ATM diserbu dan teller bank antri hingga berpuluh puluh meter.Suku bunga bank juga meroket, masuk dalam kategori abnormal, karena berupaya menarik minat nasabah tetap menyimpan uangnya di bank. Krisis likuiditas bank terjadi. Sebagian  bank mulai limbung, rasio kecukupan modal (CAR)  tergerus. Terjadilah penutupan bank oleh pemerintah. Keadaan nampak menjadi parah, karena uang nasabah jadi tak jelas siapa yang bertanggung jawab.
Terpaksa pemerintah turun tangan mengatasi. Padahal krisis terus menghantam. Saat itu ekonomi Indonesia berada dititik nadir. Nasabah yang kehilangan simpanannya di bank yang dilikuidasi membuat sebuah pemikiran untuk menyiapkan sebuah lembaga yang mampu menjamin uang nasabah. Karena pemerintah akhirnya kewalahan juga menangani uang nasabah bank yang jumlahnya sangat banyak.
Saat itu gelombang krisis ekonomi berubah menjadi krisis politik yang berakibat tumbangnya rezim ordebaru. Presiden Suharto mengundurkan diri pada Mei 1998. Keadaan belum menunjukkan perbaikan. Krisis masih terus menerpa. Bank nasional sakit parah.
Restrukturisasi keuangan terus dilakukan. Bank yang sakit masuk dalam penanganan bank sentral. Hingga akhirnya dibentuk badan penyehatan perbankan nasional (BPPN) yang bertanggung jawab mengurusi bank yang sakit yang hampir saja kolaps.

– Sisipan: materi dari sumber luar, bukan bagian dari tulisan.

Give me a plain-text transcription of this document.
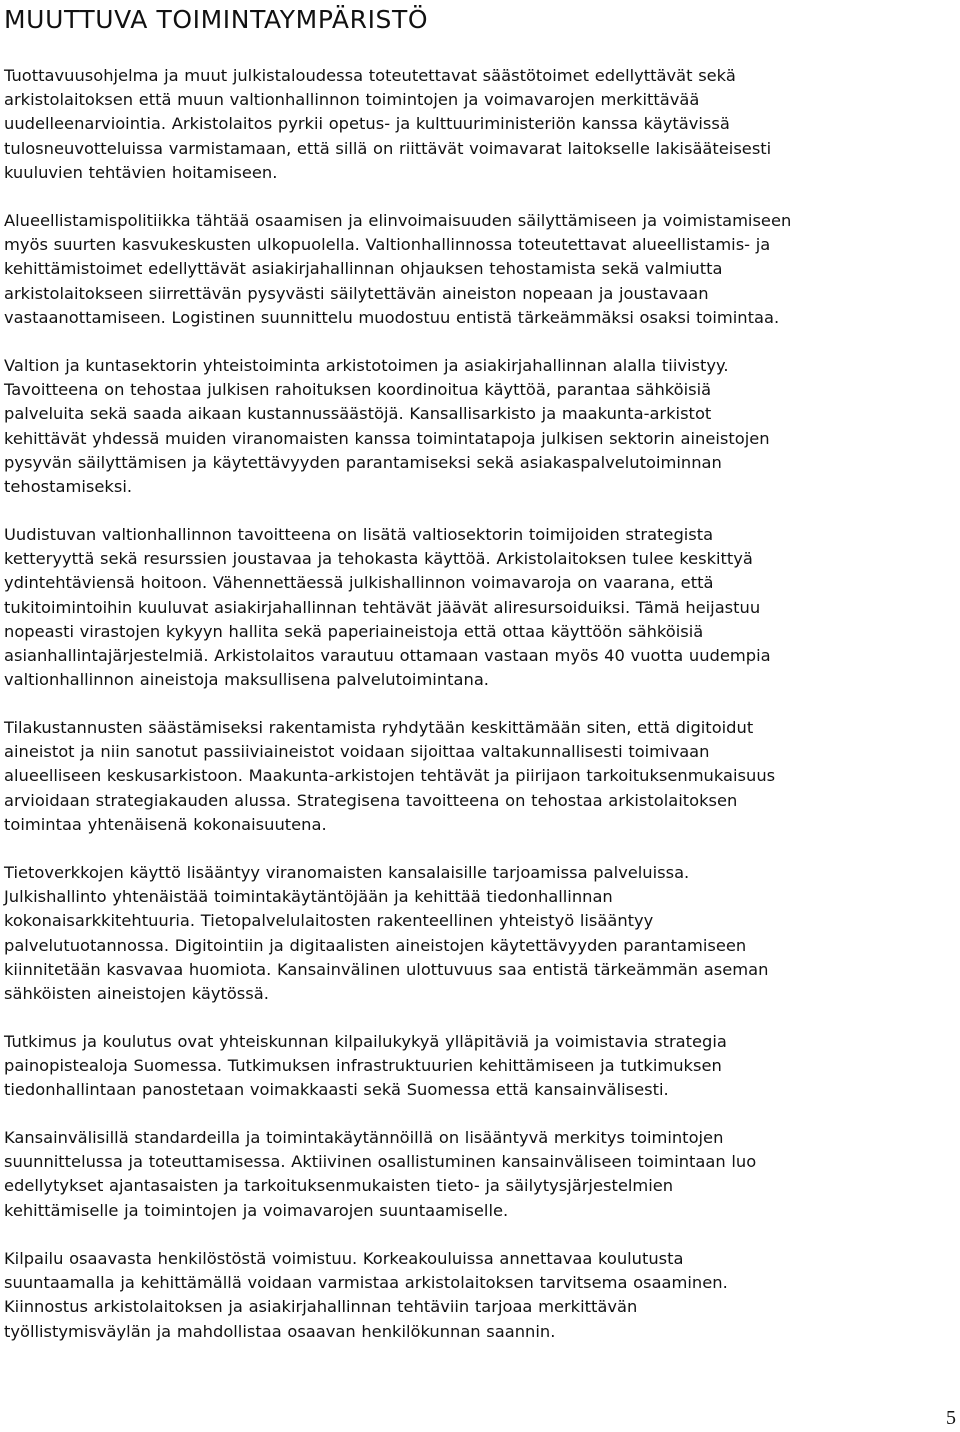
MUUTTUVA TOIMINTAYMPÄRISTÖ

Tuottavuusohjelma ja muut julkistaloudessa toteutettavat säästötoimet edellyttävät sekä
arkistolaitoksen että muun valtionhallinnon toimintojen ja voimavarojen merkittävää
uudelleenarviointia. Arkistolaitos pyrkii opetus- ja kulttuuriministeriön kanssa käytävissä
tulosneuvotteluissa varmistamaan, että sillä on riittävät voimavarat laitokselle lakisääteisesti
kuuluvien tehtävien hoitamiseen.

Alueellistamispolitiikka tähtää osaamisen ja elinvoimaisuuden säilyttämiseen ja voimistamiseen
myös suurten kasvukeskusten ulkopuolella. Valtionhallinnossa toteutettavat alueellistamis- ja
kehittämistoimet edellyttävät asiakirjahallinnan ohjauksen tehostamista sekä valmiutta
arkistolaitokseen siirrettävän pysyvästi säilytettävän aineiston nopeaan ja joustavaan
vastaanottamiseen. Logistinen suunnittelu muodostuu entistä tärkeämmäksi osaksi toimintaa.

Valtion ja kuntasektorin yhteistoiminta arkistotoimen ja asiakirjahallinnan alalla tiivistyy.
Tavoitteena on tehostaa julkisen rahoituksen koordinoitua käyttöä, parantaa sähköisiä
palveluita sekä saada aikaan kustannussäästöjä. Kansallisarkisto ja maakunta-arkistot
kehittävät yhdessä muiden viranomaisten kanssa toimintatapoja julkisen sektorin aineistojen
pysyvän säilyttämisen ja käytettävyyden parantamiseksi sekä asiakaspalvelutoiminnan
tehostamiseksi.

Uudistuvan valtionhallinnon tavoitteena on lisätä valtiosektorin toimijoiden strategista
ketteryyttä sekä resurssien joustavaa ja tehokasta käyttöä. Arkistolaitoksen tulee keskittyä
ydintehtäviensä hoitoon. Vähennettäessä julkishallinnon voimavaroja on vaarana, että
tukitoimintoihin kuuluvat asiakirjahallinnan tehtävät jäävät aliresursoiduiksi. Tämä heijastuu
nopeasti virastojen kykyyn hallita sekä paperiaineistoja että ottaa käyttöön sähköisiä
asianhallintajärjestelmiä. Arkistolaitos varautuu ottamaan vastaan myös 40 vuotta uudempia
valtionhallinnon aineistoja maksullisena palvelutoimintana.

Tilakustannusten säästämiseksi rakentamista ryhdytään keskittämään siten, että digitoidut
aineistot ja niin sanotut passiiviaineistot voidaan sijoittaa valtakunnallisesti toimivaan
alueelliseen keskusarkistoon. Maakunta-arkistojen tehtävät ja piirijaon tarkoituksenmukaisuus
arvioidaan strategiakauden alussa. Strategisena tavoitteena on tehostaa arkistolaitoksen
toimintaa yhtenäisenä kokonaisuutena.

Tietoverkkojen käyttö lisääntyy viranomaisten kansalaisille tarjoamissa palveluissa.
Julkishallinto yhtenäistää toimintakäytäntöjään ja kehittää tiedonhallinnan
kokonaisarkkitehtuuria. Tietopalvelulaitosten rakenteellinen yhteistyö lisääntyy
palvelutuotannossa. Digitointiin ja digitaalisten aineistojen käytettävyyden parantamiseen
kiinnitetään kasvavaa huomiota. Kansainvälinen ulottuvuus saa entistä tärkeämmän aseman
sähköisten aineistojen käytössä.

Tutkimus ja koulutus ovat yhteiskunnan kilpailukykyä ylläpitäviä ja voimistavia strategia
painopistealoja Suomessa. Tutkimuksen infrastruktuurien kehittämiseen ja tutkimuksen
tiedonhallintaan panostetaan voimakkaasti sekä Suomessa että kansainvälisesti.

Kansainvälisillä standardeilla ja toimintakäytännöillä on lisääntyvä merkitys toimintojen
suunnittelussa ja toteuttamisessa. Aktiivinen osallistuminen kansainväliseen toimintaan luo
edellytykset ajantasaisten ja tarkoituksenmukaisten tieto- ja säilytysjärjestelmien
kehittämiselle ja toimintojen ja voimavarojen suuntaamiselle.

Kilpailu osaavasta henkilöstöstä voimistuu. Korkeakouluissa annettavaa koulutusta
suuntaamalla ja kehittämällä voidaan varmistaa arkistolaitoksen tarvitsema osaaminen.
Kiinnostus arkistolaitoksen ja asiakirjahallinnan tehtäviin tarjoaa merkittävän
työllistymisväylän ja mahdollistaa osaavan henkilökunnan saannin.

5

BPPN merupakan badan adhoc yang dibentuk karena krisis perbankan yang parah.
Pada era reformasi, setelah krisis ekonomi dapat dilewati dengan segala pelajaran berharga yang didapat. Banyak hal yang bisa dipelajari ketika krisis keuangan menerpa. Pada sektor bank, diambil kesimpulan untuk menaikan rasio kecukupan modal pada batas aman. Menyuntikan dana segar (bailout) kepada bank yang masih mungkin diselamatkan.
Pada masa itupula dipikirkan untuk segera membuat payung hukum bagi keamanan uang simpanan nasabah.  Pasca krisis ekonomi yang berimbas pada  terganggunya sistem perbankan maka wacana membentuk lembaga penjamin simpanan semakin menguat.
Pembahasan pun dimulai, Pemerintah melalui  Kementrian Keuangan, Bank Indonesia dan para anggota legislatif di DPR mulai menggodok satu undang undang yang bisa memayungi lahirnya lembaga penjamin simpanan (LPS) .
Pada tahun 2004 lahirlah Undang undang nomor 24 yang merupakan payung hukum. Setahun kemudian lahirlah lembaga penjamin simpanan (LPS) . Kehadiran lembaga satu ini digadang gadang akan meningkatkan rasa percaya nasabah kepada bank. Selain itu LPS juga memberikan rasa aman karena uang yang disimpan di bank dalam bentuk tabungan, deposito  dan produk bank lainnya dijamin tak akan hilang selama memenuhi kriteria yang ditetapkan LPS.
Berdasarkan UU No.24 tahun 2004 yang mengatur fungsi dan tugas LPS. Sebagai lembaga independen yang bertanggung jawab  langsung kepada  presiden . LPS memiliki kewenangan dalam fungsi : 1) Menjamin simpanan nasabah penyimpan. 2) Turut aktif dalam memelihara stabilitas sistem perbankan sesuai dengan kewenangannya.
Sementara tugas LPS ada tiga , 1) Menetapkan kebijakan pelaksanaan dan melaksanakan penjamin simpanan. LPS punya tugas membuat kebijakan (regulator) dan juga melaksanakan (operator) dalam penjaminan simpanan nasabah. 2) Menetapkan kebijakan dalam rangka turut aktif dalam memelihara stabilitas sistem perbankan. LPS merupakan satu dari empat pilar Jaring Pengaman Sistem Keuangan (JPSK)  Bersama BI, OJK dan Kementrian keuangan, LPS bersinergi  dalam mengawal stabilitas keuangan di Indonesia. Keempat pilar ini bergabung dalam satu forum koordinasi sistem stabilitas keuangan (FKSSK). 3) menetapkan dan melaksanakan kebijakan penyelesaian Bank Gagal (Bank Resolution). Bila ada permasalahan bank gagal yang terpaksa harus ditutup oleh OJK atas koordinasi FKSSK, maka LPS akan segera meng-inventarisasi jumlah simpanan nasabah pada bank tersebut. LPS bertugas membayarkan simpanan nasabah yang layak bayar setelah selesai melakukan verifikasi data.